From his experience with all of them, he does not hesitate to draw a military conclusion: “These are the most prepared people for arms (bows) of all that I have seen in the world.” Admire their ability to sail, ambush, camouflage and stamina. He understands that, in front of him, slow arched buses can do nothing and he comes to a definite and not erroneous conclusion: it is possible to defeat them only with horses. “The horses are the only ones they have to subdue and which the Indians are universally afraid of.” At the time, only the Spanish had them, but it would not take long for the Sioux and Comanches to do the same. After the expedition and death of Hernando de Soto on the banks of the Mississippi, in which Álvare did not want to accompany him on his return to Spain, the mare escaped and the horse was released uncut by the great rider, who horrified the royal guard Atahualpa’s in the Baños del Inca near Cajamarca. Soto’s stallion is the mythical father of all maestenos.
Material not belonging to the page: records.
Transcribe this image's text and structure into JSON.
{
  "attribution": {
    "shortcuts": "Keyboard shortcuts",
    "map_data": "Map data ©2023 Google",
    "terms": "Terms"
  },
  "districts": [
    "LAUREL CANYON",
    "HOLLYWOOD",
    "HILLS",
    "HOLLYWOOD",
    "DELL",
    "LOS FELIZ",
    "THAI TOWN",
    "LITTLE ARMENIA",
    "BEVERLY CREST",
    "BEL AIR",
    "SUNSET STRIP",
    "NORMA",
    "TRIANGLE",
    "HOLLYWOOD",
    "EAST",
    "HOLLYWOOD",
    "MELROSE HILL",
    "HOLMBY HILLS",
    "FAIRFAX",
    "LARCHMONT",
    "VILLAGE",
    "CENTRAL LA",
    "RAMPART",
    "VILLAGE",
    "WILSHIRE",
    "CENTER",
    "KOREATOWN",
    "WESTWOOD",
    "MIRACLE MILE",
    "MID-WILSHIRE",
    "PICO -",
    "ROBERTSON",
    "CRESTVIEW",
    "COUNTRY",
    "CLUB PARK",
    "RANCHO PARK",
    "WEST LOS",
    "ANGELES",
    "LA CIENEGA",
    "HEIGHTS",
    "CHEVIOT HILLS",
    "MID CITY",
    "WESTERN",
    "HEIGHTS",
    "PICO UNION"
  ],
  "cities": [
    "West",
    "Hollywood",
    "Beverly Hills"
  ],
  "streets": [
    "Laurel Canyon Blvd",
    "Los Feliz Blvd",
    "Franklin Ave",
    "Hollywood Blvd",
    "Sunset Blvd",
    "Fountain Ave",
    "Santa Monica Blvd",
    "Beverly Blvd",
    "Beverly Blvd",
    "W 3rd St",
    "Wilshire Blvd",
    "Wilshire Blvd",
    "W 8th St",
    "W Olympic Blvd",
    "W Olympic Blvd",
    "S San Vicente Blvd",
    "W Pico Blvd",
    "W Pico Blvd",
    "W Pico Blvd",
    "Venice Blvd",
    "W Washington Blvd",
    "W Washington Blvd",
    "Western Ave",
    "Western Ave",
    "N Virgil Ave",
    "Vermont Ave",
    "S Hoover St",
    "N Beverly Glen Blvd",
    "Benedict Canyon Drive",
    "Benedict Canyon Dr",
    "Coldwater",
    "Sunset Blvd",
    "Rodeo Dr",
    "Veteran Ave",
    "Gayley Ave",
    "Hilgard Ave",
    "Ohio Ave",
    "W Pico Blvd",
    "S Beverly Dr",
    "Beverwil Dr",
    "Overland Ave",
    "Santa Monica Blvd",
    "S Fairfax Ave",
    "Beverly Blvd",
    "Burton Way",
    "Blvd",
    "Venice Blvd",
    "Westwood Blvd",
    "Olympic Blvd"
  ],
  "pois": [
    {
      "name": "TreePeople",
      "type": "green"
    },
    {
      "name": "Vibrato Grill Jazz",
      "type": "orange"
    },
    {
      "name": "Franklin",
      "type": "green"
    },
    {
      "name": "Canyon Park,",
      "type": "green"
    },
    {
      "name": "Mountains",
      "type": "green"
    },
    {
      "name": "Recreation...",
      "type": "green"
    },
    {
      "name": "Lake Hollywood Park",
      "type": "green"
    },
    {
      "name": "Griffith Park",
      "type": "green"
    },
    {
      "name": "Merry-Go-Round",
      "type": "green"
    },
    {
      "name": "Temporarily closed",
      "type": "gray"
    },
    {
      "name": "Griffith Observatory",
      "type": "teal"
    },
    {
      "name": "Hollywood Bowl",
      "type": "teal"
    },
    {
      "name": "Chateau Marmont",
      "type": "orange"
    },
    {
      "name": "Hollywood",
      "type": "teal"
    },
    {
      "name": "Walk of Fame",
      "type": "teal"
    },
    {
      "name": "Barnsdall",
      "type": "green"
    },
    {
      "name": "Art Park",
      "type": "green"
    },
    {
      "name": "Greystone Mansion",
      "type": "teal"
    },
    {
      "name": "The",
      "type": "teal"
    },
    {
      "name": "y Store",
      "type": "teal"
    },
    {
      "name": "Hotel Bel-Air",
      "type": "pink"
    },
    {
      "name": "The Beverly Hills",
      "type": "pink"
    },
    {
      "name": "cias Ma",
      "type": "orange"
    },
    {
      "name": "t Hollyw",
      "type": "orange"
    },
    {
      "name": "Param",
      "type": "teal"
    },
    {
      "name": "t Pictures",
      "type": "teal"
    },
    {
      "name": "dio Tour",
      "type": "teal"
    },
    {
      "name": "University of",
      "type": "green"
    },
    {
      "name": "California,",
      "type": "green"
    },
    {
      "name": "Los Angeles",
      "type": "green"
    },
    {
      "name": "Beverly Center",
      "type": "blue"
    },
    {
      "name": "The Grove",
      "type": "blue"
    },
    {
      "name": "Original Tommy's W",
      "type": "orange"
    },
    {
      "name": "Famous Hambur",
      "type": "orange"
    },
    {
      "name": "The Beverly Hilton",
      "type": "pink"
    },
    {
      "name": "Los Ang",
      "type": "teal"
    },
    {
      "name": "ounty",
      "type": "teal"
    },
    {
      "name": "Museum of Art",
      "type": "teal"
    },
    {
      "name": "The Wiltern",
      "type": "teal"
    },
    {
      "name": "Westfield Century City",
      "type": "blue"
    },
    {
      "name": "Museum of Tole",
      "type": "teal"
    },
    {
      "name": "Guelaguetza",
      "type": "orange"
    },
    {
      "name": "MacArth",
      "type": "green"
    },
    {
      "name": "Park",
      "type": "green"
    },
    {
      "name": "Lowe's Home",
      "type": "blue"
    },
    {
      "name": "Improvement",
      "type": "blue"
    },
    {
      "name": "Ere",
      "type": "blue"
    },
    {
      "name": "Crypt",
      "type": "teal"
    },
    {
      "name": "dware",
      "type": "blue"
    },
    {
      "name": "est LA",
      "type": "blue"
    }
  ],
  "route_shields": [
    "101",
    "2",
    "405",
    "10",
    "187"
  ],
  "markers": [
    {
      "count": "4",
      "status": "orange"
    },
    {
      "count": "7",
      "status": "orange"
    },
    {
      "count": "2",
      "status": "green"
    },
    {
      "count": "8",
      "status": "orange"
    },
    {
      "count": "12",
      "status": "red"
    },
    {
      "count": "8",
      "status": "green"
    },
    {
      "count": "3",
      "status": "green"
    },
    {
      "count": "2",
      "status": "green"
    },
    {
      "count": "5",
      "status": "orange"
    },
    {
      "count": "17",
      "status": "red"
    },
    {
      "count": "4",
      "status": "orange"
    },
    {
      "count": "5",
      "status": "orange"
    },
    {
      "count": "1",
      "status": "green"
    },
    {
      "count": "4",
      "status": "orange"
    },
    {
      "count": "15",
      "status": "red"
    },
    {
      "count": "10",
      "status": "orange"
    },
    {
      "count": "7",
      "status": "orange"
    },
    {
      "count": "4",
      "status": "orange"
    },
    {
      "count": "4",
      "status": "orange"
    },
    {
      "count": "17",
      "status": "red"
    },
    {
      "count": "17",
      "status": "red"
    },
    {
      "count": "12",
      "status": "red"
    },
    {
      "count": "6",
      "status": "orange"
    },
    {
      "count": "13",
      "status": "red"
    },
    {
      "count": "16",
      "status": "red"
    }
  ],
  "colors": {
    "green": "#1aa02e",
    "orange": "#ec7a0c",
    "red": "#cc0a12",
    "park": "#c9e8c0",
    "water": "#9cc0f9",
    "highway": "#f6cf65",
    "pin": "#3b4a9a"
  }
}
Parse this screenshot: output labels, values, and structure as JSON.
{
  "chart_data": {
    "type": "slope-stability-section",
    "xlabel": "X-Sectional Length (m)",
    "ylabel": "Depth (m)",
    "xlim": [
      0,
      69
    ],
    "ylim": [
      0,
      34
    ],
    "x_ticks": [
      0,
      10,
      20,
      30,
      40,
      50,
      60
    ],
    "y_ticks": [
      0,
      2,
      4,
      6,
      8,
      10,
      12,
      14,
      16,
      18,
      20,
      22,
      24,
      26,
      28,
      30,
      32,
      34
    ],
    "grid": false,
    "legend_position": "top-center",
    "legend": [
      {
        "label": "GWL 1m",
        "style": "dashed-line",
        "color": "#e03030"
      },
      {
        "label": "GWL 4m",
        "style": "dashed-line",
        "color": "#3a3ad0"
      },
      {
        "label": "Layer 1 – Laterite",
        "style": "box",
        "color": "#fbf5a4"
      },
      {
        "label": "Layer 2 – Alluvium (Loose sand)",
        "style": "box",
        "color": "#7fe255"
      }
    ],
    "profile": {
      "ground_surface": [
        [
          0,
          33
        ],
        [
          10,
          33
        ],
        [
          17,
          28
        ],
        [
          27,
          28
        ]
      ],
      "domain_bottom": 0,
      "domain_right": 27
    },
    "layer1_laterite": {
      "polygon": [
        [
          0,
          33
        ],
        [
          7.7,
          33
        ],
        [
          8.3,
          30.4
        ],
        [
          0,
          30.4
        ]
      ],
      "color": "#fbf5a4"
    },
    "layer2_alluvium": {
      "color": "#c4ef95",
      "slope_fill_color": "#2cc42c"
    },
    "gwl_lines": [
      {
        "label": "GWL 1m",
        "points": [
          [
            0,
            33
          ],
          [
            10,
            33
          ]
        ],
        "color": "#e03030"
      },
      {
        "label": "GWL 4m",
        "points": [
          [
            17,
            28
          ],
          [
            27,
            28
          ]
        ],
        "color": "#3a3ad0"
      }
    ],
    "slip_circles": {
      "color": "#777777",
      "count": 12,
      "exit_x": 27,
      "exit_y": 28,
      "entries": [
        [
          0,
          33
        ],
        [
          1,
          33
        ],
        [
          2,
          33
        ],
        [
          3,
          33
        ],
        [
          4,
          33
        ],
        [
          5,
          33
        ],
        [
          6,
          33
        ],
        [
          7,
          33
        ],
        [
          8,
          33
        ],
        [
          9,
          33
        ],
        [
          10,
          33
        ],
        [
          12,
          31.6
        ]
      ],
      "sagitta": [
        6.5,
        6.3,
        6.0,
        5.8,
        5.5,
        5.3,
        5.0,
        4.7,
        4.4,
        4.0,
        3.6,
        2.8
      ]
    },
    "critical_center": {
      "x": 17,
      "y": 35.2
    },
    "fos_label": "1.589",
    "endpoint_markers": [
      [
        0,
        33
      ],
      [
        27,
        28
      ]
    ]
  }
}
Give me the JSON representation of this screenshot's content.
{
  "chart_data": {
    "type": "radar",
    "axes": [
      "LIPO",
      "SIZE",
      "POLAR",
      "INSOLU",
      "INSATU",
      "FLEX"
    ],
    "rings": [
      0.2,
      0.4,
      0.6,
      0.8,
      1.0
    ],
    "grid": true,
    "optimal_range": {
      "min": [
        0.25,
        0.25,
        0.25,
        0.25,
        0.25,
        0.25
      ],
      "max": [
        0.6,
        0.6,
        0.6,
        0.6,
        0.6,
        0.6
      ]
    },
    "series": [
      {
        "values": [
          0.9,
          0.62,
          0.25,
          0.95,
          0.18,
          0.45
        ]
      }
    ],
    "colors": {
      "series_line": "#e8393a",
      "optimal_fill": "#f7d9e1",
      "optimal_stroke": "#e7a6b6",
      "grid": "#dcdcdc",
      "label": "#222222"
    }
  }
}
But Alvar Núñez Cabeza de Vaca values, above all, the tribesmen, pointing out and defending the Indians. His encounter with them greatly pleased them, their homes, their crops, irrigated fields and cities, for they had, although they did not reach the grandeur of the Mexica, Maya or Tlaxaltecas, but above all, their nature, customs- For customs, respect for women, “the most sincere treatment we had seen in any part of the Indies”, organization and pacifism. They transfer to him and he appreciates them very much. He writes with full confidence that, if he treated them with kindness and affection and not with harshness and oppression, “there would be no better Christians or better subjects of His Majesty in the world.” In fact, in that hope he already looks with determination to other Christians whom he already knows are close. But it would be in this meeting when he would have to make decisions that would confront him when he came face to face with Nuno Beltrán de Guzmán’s captains, who only sought to enslave him. It was there that Cabeza de Vaca, the defender of the indigenous people, fully emerged. and not only there, but already as a mark of his action, as he later demonstrated on his second voyage to the Americas, in which he discovered the Iguazu Falls and his defense of the Guarani earned him the position of adelantado and killed De La’s governorship had to pay the price. Plata.